Opinião

STJ e limites do controle judicial sobre Acordo de Não Persecução Cível

Autores

  • Luiz Manoel Gomes Junior

    é advogado doutor e mestre em Direito pela PUC-SP professor nos programas de doutorado e mestrado em Direito da Universidade de Itaúna (UIT-MG) de mestrado da Universidade Paranaense (Unipar) dos cursos de pós-graduação da PUC-SP e da Fundação Escola Superior do Ministério Público de Mato Grosso (Fesmp-MT).

  • Diogo de Araujo Lima

    é mestre em Direito Processual Civil e Cidadania na Unipar (Universidade Paranaense) especialista em Direito Tributário pelo Ibet (Instituto Brasileiro de Estudos Tributários) promotor de Justiça coordenador do Grupo Especializado na Proteção do Patrimônio Público e no Combate à Improbidade Administrativa (Gepatria) — Regional de Umuarama.

  • Rogerio Favreto

    é desembargador federal do Tribunal Regional Federal da 4ª Região mestre em Direito de Estado pela Pontifícia Universidade Católica do Rio Grande do Sul ex-procurador-geral do município de Porto Alegre e secretário de Reforma do Judiciário do Ministério da Justiça.

25 de maio de 2022, 14h01

Dentre as estruturas clássicas de resolução de conflitos e técnicas alternativas de solução de disputas sociais, encontram-se a autotutela, a autocomposição e a heterocomposição.

A autotutela é considerada o meio mais primitivo de solução de conflitos. Por intermédio dela, resolvia-se a querela com as próprias mãos. Conforme Maurício Godinho Delgado, "a autotutela ocorre quando o próprio sujeito busca afirmar, unilateralmente, seu interesse, impondo-o (e impondo-se) à parte contestante e à própria comunidade que o cerca".[1] Exemplo clássico é o direito de greve, previsto no art. 9º da CRFB/88 e regulamentado pela Lei nº 7.783/1989.

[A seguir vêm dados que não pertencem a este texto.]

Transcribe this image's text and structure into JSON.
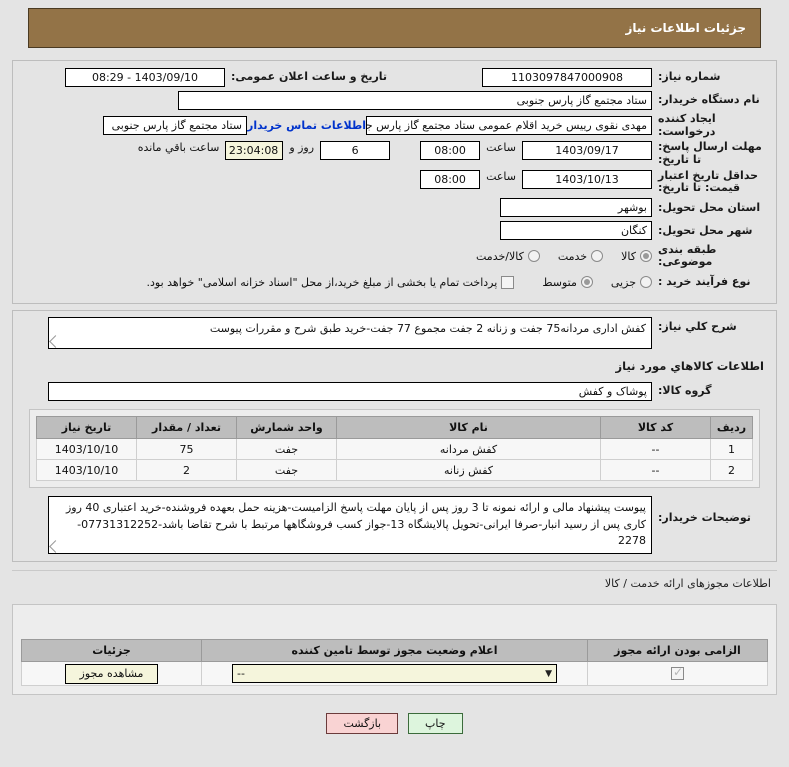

Na autocomposição, por sua vez, a solução é construída pelas próprias partes envolvidas no litígio, com ou sem a intervenção de terceiros, mas, independentemente disso, sem o uso da força.

Já na heterocomposição, a decisão sobre o conflito é entregue a uma terceira pessoa, que estabelece, de forma imperativa, a solução do caso concreto. A heterocomposição pode ocorrer de duas formas: a arbitral, quando as partes escolhem um terceiro de sua confiança para decidir a causa; e a jurisdicional, quando uma das partes, valendo-se do direito de ação, provoca o Poder Judiciário, em busca de uma decisão imperativa, dotada de poder coercitivo e em caráter definitivo.

No caso da autocomposição, as partes estão autovinculadas às convenções pelo livre acordo de vontades, enquanto que na heterocomposição, juízes e árbitros estão adstritos ao ordenamento jurídico (heterovinculação), submetendo-se às normas jurídicas — sejam legisladas ou pactuadas (contratos e convenções).[2]

A partir dessas premissas, denota-se que o Acordo de Não Persecução Civil (ANPC) enquadra-se sob a forma de autocomposição. Por intermédio dele, em troca do não ajuizamento da demanda (se celebrado extrajudicialmente), ou da resolução do mérito da demanda (se já ajuizada), as partes negociam a aplicação de uma ou de algumas das sanções da Lei nº 8.429/92 (LIA), conforme a gravidade das condutas.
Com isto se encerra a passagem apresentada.